L’artiste a offert un spectacle de qualité pour ses 30 ans de carrière vendredi à Yaoundé.
Tout. C’est ce que les spectateurs disent avoir apprécié du concert. Aladji Touré, bassiste émérite, a donné la pleine mesure d’un talent mûr de 30 ans. Avec des titres comme « Mulato, Bikutsi sans frontières », la mise en condition du public est réussie. L’audience savoure un vrai régal, et ne se fait pas prier pour applaudir. Chaque musicien sur la scène a son moment de gloire, où avec le bassiste à l’honneur, il tutoie les cimes de son art.

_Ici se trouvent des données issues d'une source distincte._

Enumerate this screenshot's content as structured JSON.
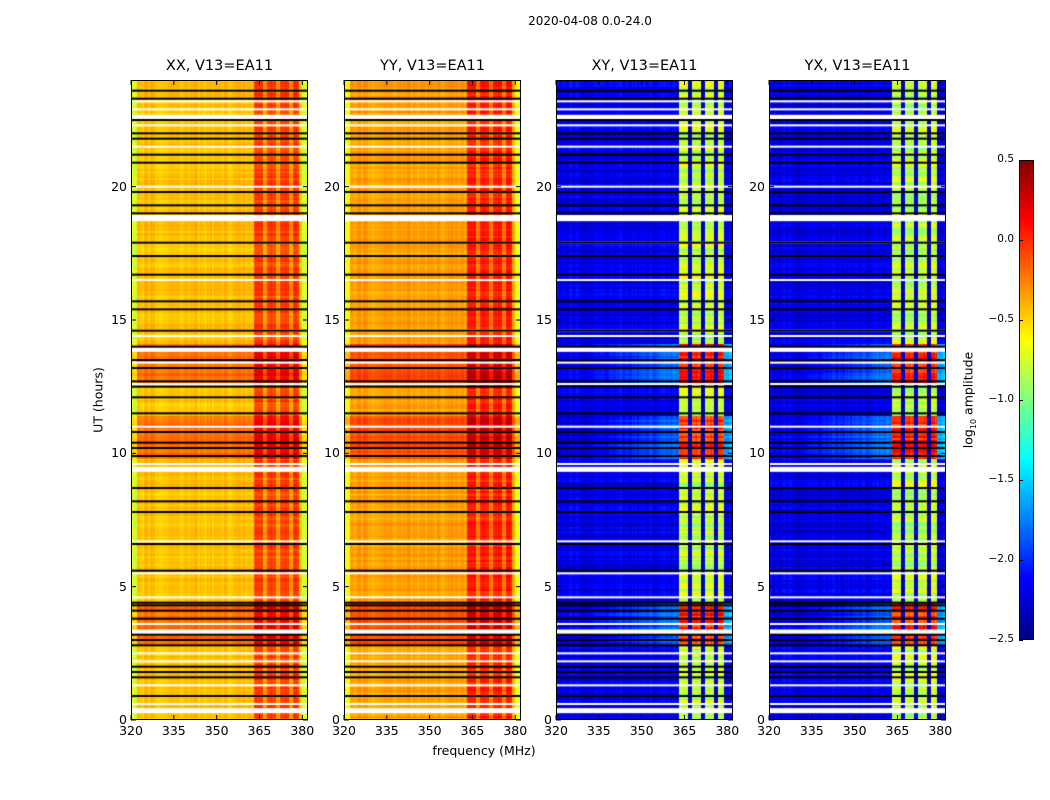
{
  "chart_data": {
    "type": "heatmap",
    "title": "2020-04-08 0.0-24.0",
    "xlabel": "frequency (MHz)",
    "ylabel": "UT (hours)",
    "xlim": [
      320,
      382
    ],
    "ylim": [
      0,
      24
    ],
    "xticks": [
      320,
      335,
      350,
      365,
      380
    ],
    "xtick_labels": [
      "320",
      "335",
      "350",
      "365",
      "380"
    ],
    "yticks": [
      0,
      5,
      10,
      15,
      20
    ],
    "ytick_labels": [
      "0",
      "5",
      "10",
      "15",
      "20"
    ],
    "panels": [
      {
        "title": "XX, V13=EA11",
        "baseline_level": -0.45,
        "band_level": -0.05,
        "kind": "parallel"
      },
      {
        "title": "YY, V13=EA11",
        "baseline_level": -0.35,
        "band_level": 0.05,
        "kind": "parallel"
      },
      {
        "title": "XY, V13=EA11",
        "baseline_level": -2.2,
        "band_level": -0.8,
        "kind": "cross"
      },
      {
        "title": "YX, V13=EA11",
        "baseline_level": -2.2,
        "band_level": -0.8,
        "kind": "cross"
      }
    ],
    "band_region_mhz": [
      363,
      379
    ],
    "band_gaps_mhz": [
      367,
      371.5,
      376
    ],
    "flagged_white_rows_hours": [
      0.35,
      0.6,
      1.3,
      2.2,
      2.5,
      3.3,
      3.6,
      4.6,
      5.5,
      6.7,
      9.4,
      9.6,
      11.0,
      12.6,
      13.4,
      13.9,
      14.4,
      14.6,
      16.5,
      17.9,
      18.8,
      18.9,
      20.0,
      21.5,
      22.3,
      22.6,
      22.9,
      23.2
    ],
    "black_gap_rows_hours": [
      0.9,
      1.6,
      1.8,
      2.0,
      2.8,
      3.0,
      3.2,
      3.8,
      4.1,
      4.3,
      4.4,
      5.6,
      6.6,
      7.8,
      8.2,
      8.7,
      9.9,
      10.2,
      10.4,
      10.8,
      11.5,
      12.1,
      12.5,
      12.7,
      13.2,
      13.5,
      14.0,
      14.6,
      15.4,
      15.7,
      16.7,
      17.4,
      17.9,
      19.0,
      19.3,
      19.8,
      20.9,
      21.2,
      21.8,
      22.0,
      22.5,
      23.3,
      23.6
    ],
    "colorbar": {
      "label": "log10 amplitude",
      "label_base": "log",
      "label_sub": "10",
      "label_rest": " amplitude",
      "colormap": "jet",
      "range": [
        -2.5,
        0.5
      ],
      "ticks": [
        0.5,
        0.0,
        -0.5,
        -1.0,
        -1.5,
        -2.0,
        -2.5
      ],
      "tick_labels": [
        "0.5",
        "0.0",
        "−0.5",
        "−1.0",
        "−1.5",
        "−2.0",
        "−2.5"
      ]
    }
  }
}
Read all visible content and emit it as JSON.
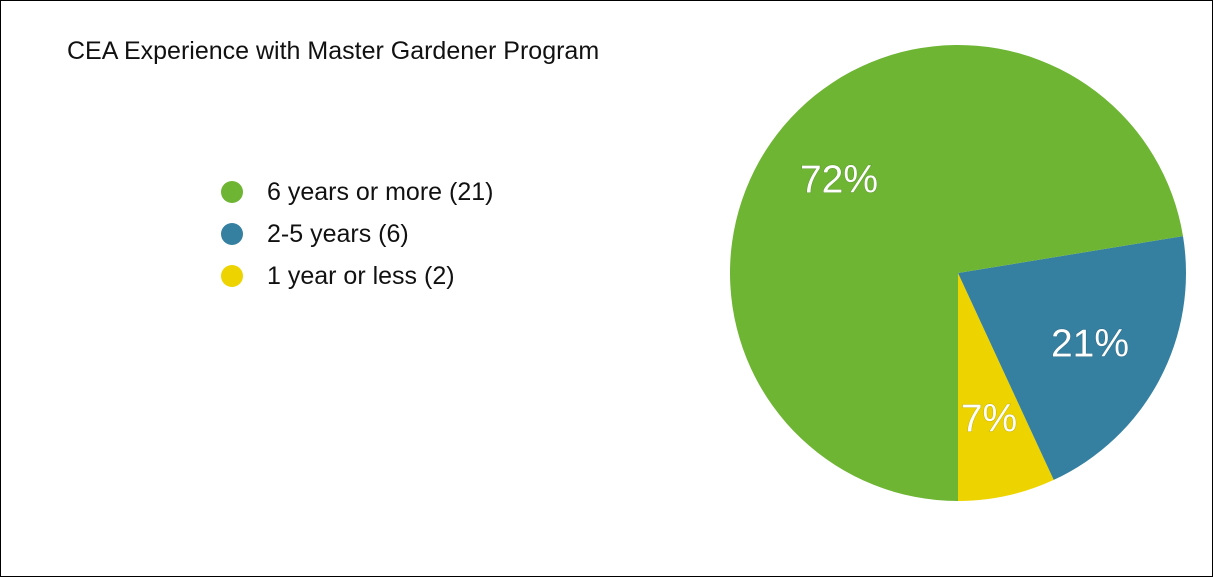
{
  "chart_data": {
    "type": "pie",
    "title": "CEA Experience with Master Gardener Program",
    "legend_position": "left",
    "slices": [
      {
        "label": "6 years or more (21)",
        "value": 21,
        "percent_label": "72%",
        "color": "#6db533"
      },
      {
        "label": "2-5 years (6)",
        "value": 6,
        "percent_label": "21%",
        "color": "#357fa0"
      },
      {
        "label": "1 year or less (2)",
        "value": 2,
        "percent_label": "7%",
        "color": "#edd400"
      }
    ]
  }
}
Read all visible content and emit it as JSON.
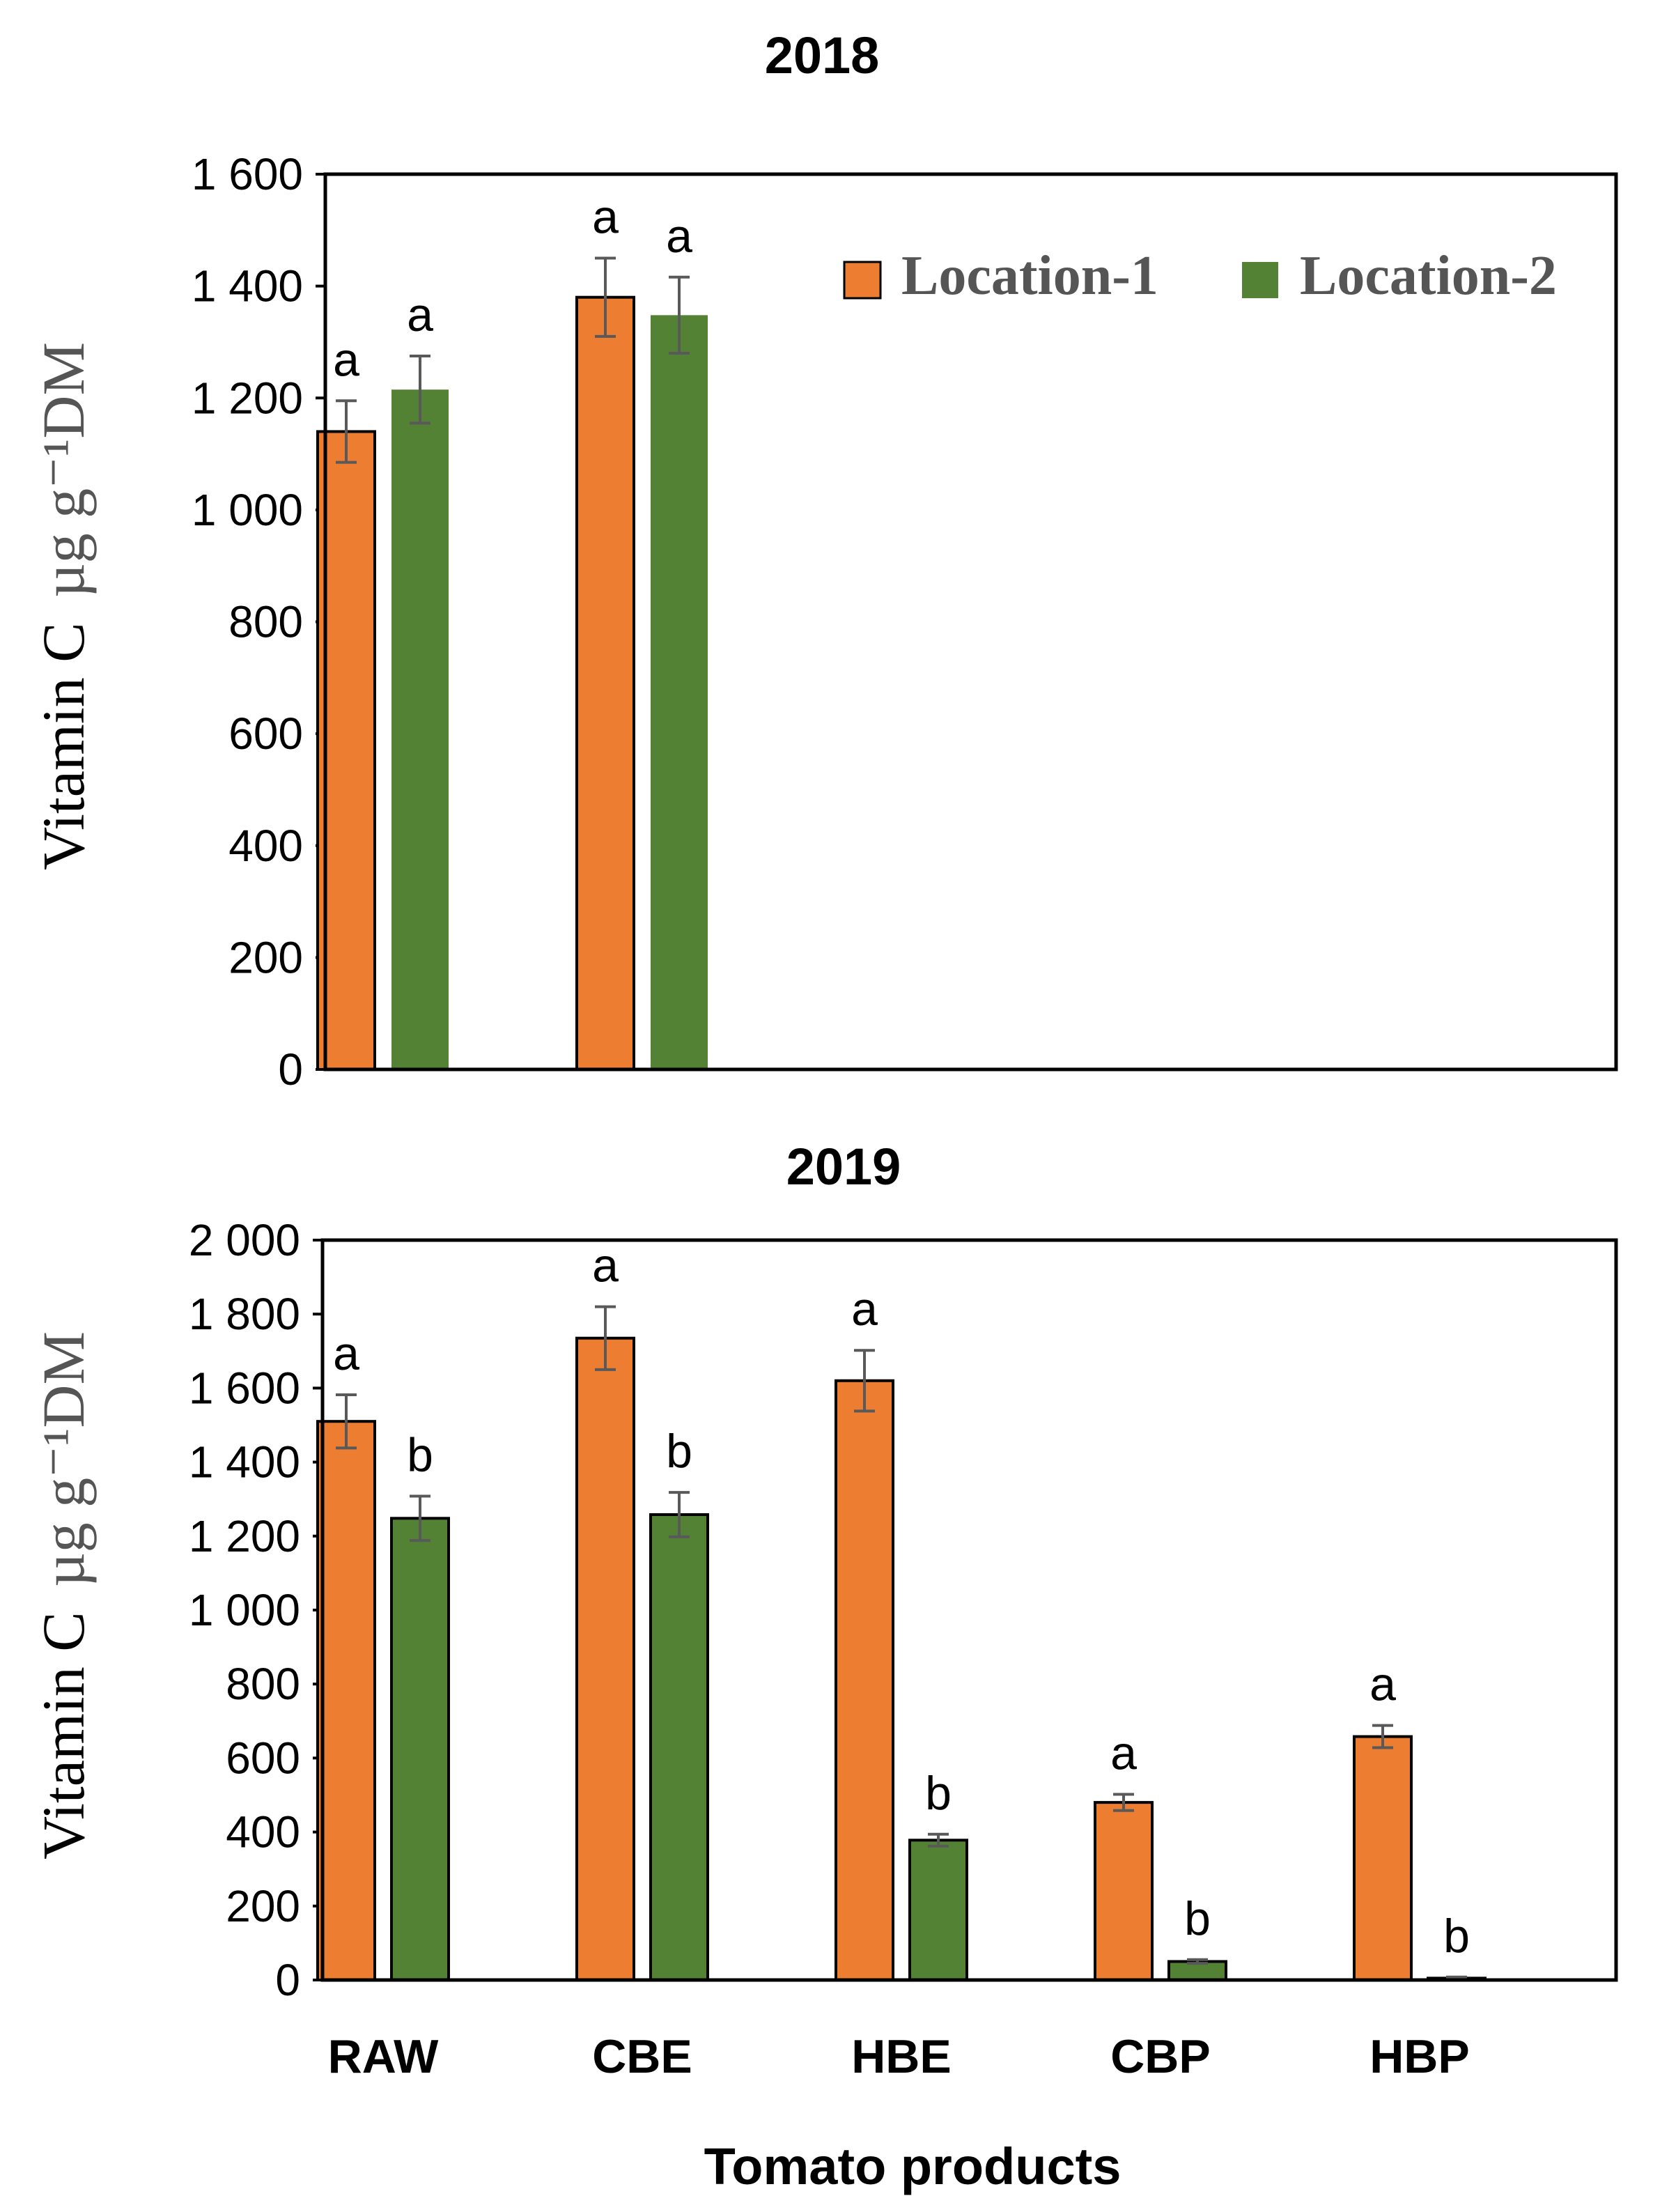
{
  "chart_data": [
    {
      "type": "bar",
      "title": "2018",
      "ylabel": "Vitamin C",
      "ylabel_unit": "µg g⁻¹DM",
      "xlabel": "",
      "ylim": [
        0,
        1600
      ],
      "yticks": [
        0,
        200,
        400,
        600,
        800,
        1000,
        1200,
        1400,
        1600
      ],
      "ytick_labels": [
        "0",
        "200",
        "400",
        "600",
        "800",
        "1 000",
        "1 200",
        "1 400",
        "1 600"
      ],
      "categories": [
        "RAW",
        "CBE",
        "HBE",
        "CBP",
        "HBP"
      ],
      "show_x_tick_labels": false,
      "legend": {
        "position": "top-right",
        "entries": [
          "Location-1",
          "Location-2"
        ]
      },
      "series": [
        {
          "name": "Location-1",
          "color": "#ED7D31",
          "values": [
            1140,
            1380,
            0,
            0,
            0
          ],
          "errors": [
            55,
            70,
            0,
            0,
            0
          ],
          "letters": [
            "a",
            "a",
            "",
            "",
            ""
          ]
        },
        {
          "name": "Location-2",
          "color": "#548235",
          "values": [
            1215,
            1348,
            0,
            0,
            0
          ],
          "errors": [
            60,
            68,
            0,
            0,
            0
          ],
          "letters": [
            "a",
            "a",
            "",
            "",
            ""
          ]
        }
      ]
    },
    {
      "type": "bar",
      "title": "2019",
      "ylabel": "Vitamin C",
      "ylabel_unit": "µg g⁻¹DM",
      "xlabel": "Tomato products",
      "ylim": [
        0,
        2000
      ],
      "yticks": [
        0,
        200,
        400,
        600,
        800,
        1000,
        1200,
        1400,
        1600,
        1800,
        2000
      ],
      "ytick_labels": [
        "0",
        "200",
        "400",
        "600",
        "800",
        "1 000",
        "1 200",
        "1 400",
        "1 600",
        "1 800",
        "2 000"
      ],
      "categories": [
        "RAW",
        "CBE",
        "HBE",
        "CBP",
        "HBP"
      ],
      "show_x_tick_labels": true,
      "series": [
        {
          "name": "Location-1",
          "color": "#ED7D31",
          "values": [
            1510,
            1735,
            1620,
            480,
            658
          ],
          "errors": [
            72,
            85,
            82,
            22,
            30
          ],
          "letters": [
            "a",
            "a",
            "a",
            "a",
            "a"
          ]
        },
        {
          "name": "Location-2",
          "color": "#548235",
          "values": [
            1248,
            1258,
            378,
            50,
            5
          ],
          "errors": [
            60,
            60,
            16,
            5,
            3
          ],
          "letters": [
            "b",
            "b",
            "b",
            "b",
            "b"
          ]
        }
      ]
    }
  ]
}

Pianiste, soliste, violoniste, violoncelliste, batteur et saxophoniste prennent alors grand plaisir à ravir un public déjà enchanté. C’est sur un « Sophie » enlevé, en arrangement salsa que l’artiste achève son premier passage.
Sur la scène un autre ténor lui succède, Henri Dikongue. Impossible de bouder le plaisir de sa voix mélodieuse. Le public entonne avec lui les tubes qui lui sont proposés. Les mélomanes sont conquis et conviennent avec l’artiste que « tout paraît beau, tout paraît léger, comme si le monde avait changé ». C’est la vie. L’ambiance monte encore de plusieurs crans lorsque Prince Ndedi Eyango fait son entrée. Bête de scène, un brin rock. La prestation fait rêver, le public en redemande, il est servi. Nostalgie, nostalgie, le public va « Calculer » avec Ndedi Eyango. Il ouvre sa chorégraphie aux spectateurs. Le « Soul botingo » ne manque pas de sympathisants.

La note féminine de la soirée porte la signature d’une dame de charme, Grâce Decca. Moulée dans une tenue de scène noire, son célèbre mouvement de « balle à terre », ne cesse de créer des émules dans la salle. Le morceau « I need some love » réveille la fibre sentimentale de beaucoup. Mais bientôt cette ambiance très festive cède la place à une écoute presque religieuse. Etienne Mbappe joue sa partition. Une voix qui emporte, une guitare basse vibrante. Du pur talent. Standing ovation. Le public est sous le charme. Avec Etienne Mbappe, Aladji Touré joue une chanson à deux basses, « Hommage à Valo », en mémoire de Valéry Lobé. La star du jour donne également des numéros avec Ekambi Brillant et Toto Guillaume, ses parrains.
Avec Dina Bell et le patriarche Jean Dikotto Mandengue, c’est le clou. Ils diffusent dans la salle un makossa langoureux comme on en écoute rarement désormais. Aladji Touré choisit le titre « Renaissance » pour achever son spectacle. A la sortie, dédicace de son album « New Face ». La satisfaction est perceptible. Certains esquissent des mouvements de jeu de guitare entre leurs doigts. Près de cinq heures de basse de haute qualité ont, peut-être, suffi à susciter des vocations.